Culex pipiens pre-infection with USUV via injection did not inhibit subsequent WNV transmission rate. (A) Schematic overview of the sequential infection experiment design. (B) Bar graph shows the percent of WNV positive mosquito saliva of the total engorged mosquitoes at both 7 and 14 days after the WNV blood meal. “C” and “U” represent virus-free and USUV injection, respectively; “W” represents WNV infectious blood meal. (+) and (n) indicate the numbers of WNV positive mosquito saliva and the total numbers of the tested engorged mosquitoes, respectively. The results present cumulative numbers from three independent experiments (Table S6).

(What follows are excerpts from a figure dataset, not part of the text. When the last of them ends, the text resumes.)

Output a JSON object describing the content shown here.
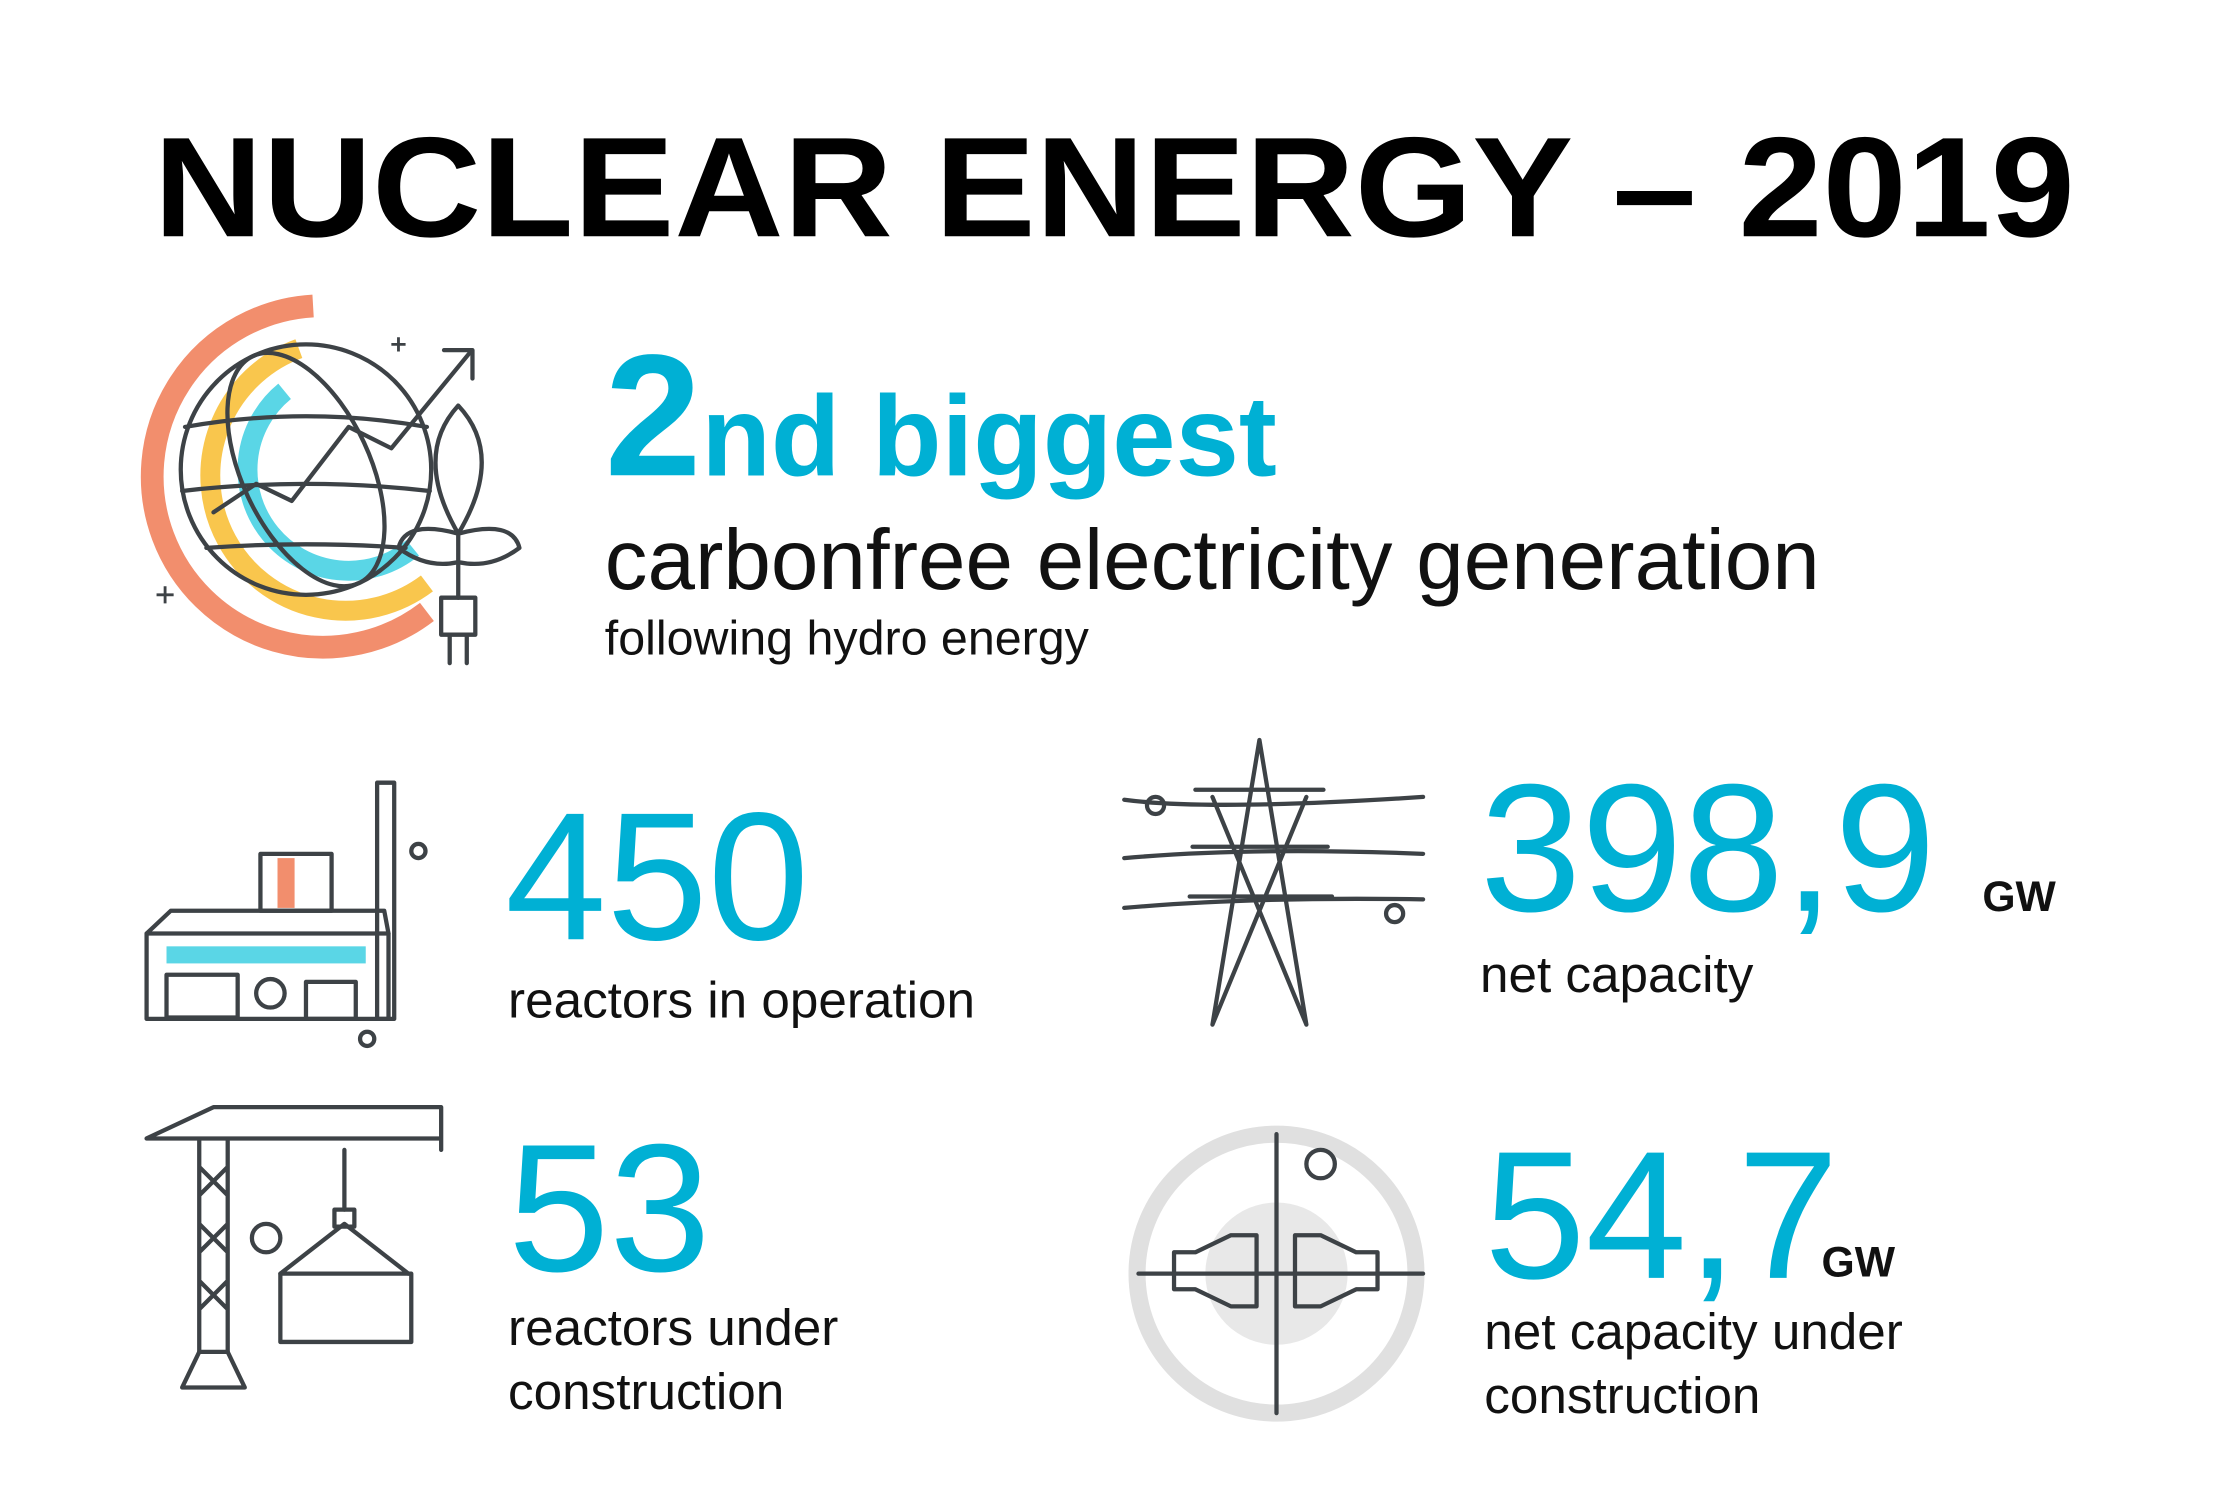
{
  "title": "NUCLEAR ENERGY – 2019",
  "highlight": {
    "rank_number": "2",
    "rank_suffix": "nd biggest",
    "headline": "carbonfree electricity generation",
    "note": "following hydro energy"
  },
  "stats": [
    {
      "value": "450",
      "label_lines": [
        "reactors in operation"
      ]
    },
    {
      "value": "398,9",
      "unit": "GW",
      "label_lines": [
        "net capacity"
      ]
    },
    {
      "value": "53",
      "label_lines": [
        "reactors under",
        "construction"
      ]
    },
    {
      "value": "54,7",
      "unit": "GW",
      "label_lines": [
        "net capacity under",
        "construction"
      ]
    }
  ]
}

WNV transmission rate was compared using Fisher's exact test. (C) WNV genome copies in mosquito saliva at 7 days and (D) 14 days after blood meal exposure. One-way ANOVA with Tukey's multiple comparison was used to compare the mean of the WNV genome copies among each groups. ns indicates no significant difference. Black dash lines represent the cut-off value for WNV genome copies.